MAG calls for preventative action as Unplanned Explosions at Munitions Sites continue to rise
Geneva, 26 April, 2012: MAG (Mines Advisory Group) has this week called for more international support to help prevent unplanned explosions at munitions sites (UEMS).
MAG’s Chris Loughran appealed to delegates at the Convention of Certain Conventional Weapons (CCW) conference in Geneva, highlighting the organisation’s emergency response in Brazzaville, Republic of Congo, where an explosion on 4 March left 200 dead and thousands injured.
Said Chris: “The tragedy is the latest of a growing number of explosions around the world. There have been more than 50 unplanned explosions in 34 countries since 2009, and five in the last four months alone.
“The suffering and damage caused by these incidents underlines the importance of storing munitions safely and also the importance of providing states with the appropriate technical support that can enable them to do so.”
There are numerous depots across the globe where authorities store various state-held weapons and munitions, in various conditions. A range of causes of UEMS include lightning, electrical faults, degrading and unstable munitions and poor management practise.
Best known for its contribution to Humanitarian Mine Action (HMA), MAG has been delivering ammunition safety management projects, in collaboration with State authorities, for the past five years.
Chris adds that NGO providers can play an important role in the long-term management of munitions and stockpiles, drawing on their technical and operational experience.
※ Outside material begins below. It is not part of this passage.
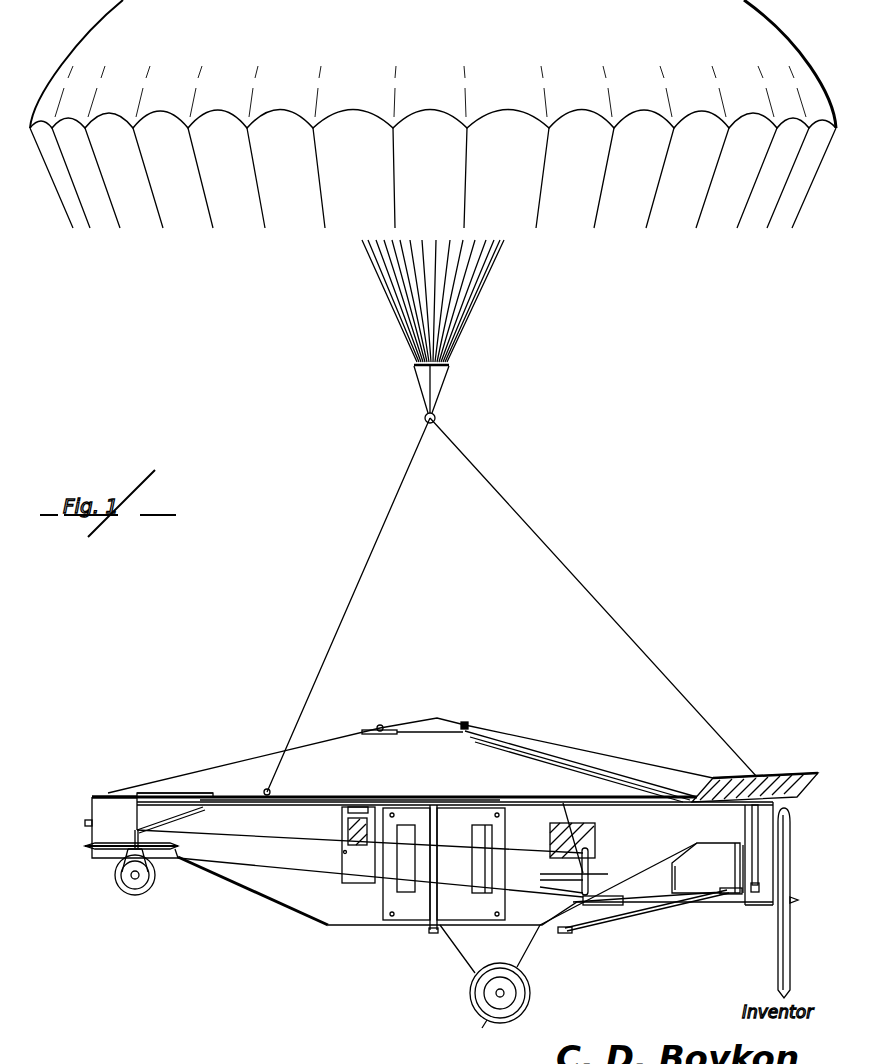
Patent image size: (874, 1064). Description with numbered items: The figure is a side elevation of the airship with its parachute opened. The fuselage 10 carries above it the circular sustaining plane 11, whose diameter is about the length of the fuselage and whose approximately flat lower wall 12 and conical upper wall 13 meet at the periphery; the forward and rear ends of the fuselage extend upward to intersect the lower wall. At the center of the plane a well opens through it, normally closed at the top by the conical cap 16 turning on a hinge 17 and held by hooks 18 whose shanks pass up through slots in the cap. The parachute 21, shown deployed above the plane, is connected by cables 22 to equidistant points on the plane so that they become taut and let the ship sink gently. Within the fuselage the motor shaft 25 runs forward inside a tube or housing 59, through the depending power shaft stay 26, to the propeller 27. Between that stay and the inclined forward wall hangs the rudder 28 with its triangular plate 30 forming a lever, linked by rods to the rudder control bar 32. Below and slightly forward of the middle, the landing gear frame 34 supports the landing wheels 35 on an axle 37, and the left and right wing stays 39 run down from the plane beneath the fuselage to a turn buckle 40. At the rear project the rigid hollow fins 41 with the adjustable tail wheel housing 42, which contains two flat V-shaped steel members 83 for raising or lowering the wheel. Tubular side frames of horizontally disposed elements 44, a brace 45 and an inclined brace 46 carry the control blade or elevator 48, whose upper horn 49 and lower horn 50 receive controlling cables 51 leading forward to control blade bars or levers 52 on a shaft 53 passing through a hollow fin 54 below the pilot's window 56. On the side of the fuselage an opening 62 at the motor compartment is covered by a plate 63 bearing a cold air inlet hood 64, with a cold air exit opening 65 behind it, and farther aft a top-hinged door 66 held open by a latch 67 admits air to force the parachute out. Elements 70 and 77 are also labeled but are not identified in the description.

“It’s far easier to avoid these incidents than to respond to the aftermath of unplanned explosions, which invariably lead to loss of life, suffering and destruction. Technical support and physical rehabilitation operations implemented by MAG and others can significantly reduce the risk of unplanned explosions, even in fragile States.
“In addition to proactive work providing clear short-term benefits, NGOs can play a crucial part in aiding governments to control and manage munitions in the long-term.
“This is why risk strategies incorporating technical assessment, socioeconomic survey and Physical Security and Stockpile Management (PSSM) of weapons and munitions are a key part of MAG’s work in countries such as Somalia, Burundi, South Sudan, RoC and the Democratic Republic of Congo.
“The sector is growing and we are keen to continue to work with partners, including the United Nations Mine Action Service, to address a clear and present need for ammunition safety management. But there must be greater political support and long-term commitment from donors.”
The CCW meeting in Geneva, which draws to a close tomorrow, also focussed on post-conflict remedial measures to address Explosive Remnants of War (ERW) – Protocol V to the 1980 Convention.
A leading operational implementer in conflict recovery, MAG has also underlined the need for continued innovation in mine action to achieve efficiency, effectiveness and humanitarian impact in operations, and is committed to working with mine and ERW-affected states, communities and sector partners to achieve it.
Addressing delegates today, Chris said: “A coordinated approach between actors in the field remains central to achieving efficient and effective ERW clearance operations. The international responses to the conflict in Libya and the depot explosion in Brazzaville serve as an example of strong cooperation between implementing agencies, authorities and the United Nations Mine Action Team.”
MAG is grateful to the Australian Government, which is giving specific support for MAG to further improve impact, efficiency and effectiveness of mine and ERW clearance operations and share findings with HMA stakeholders.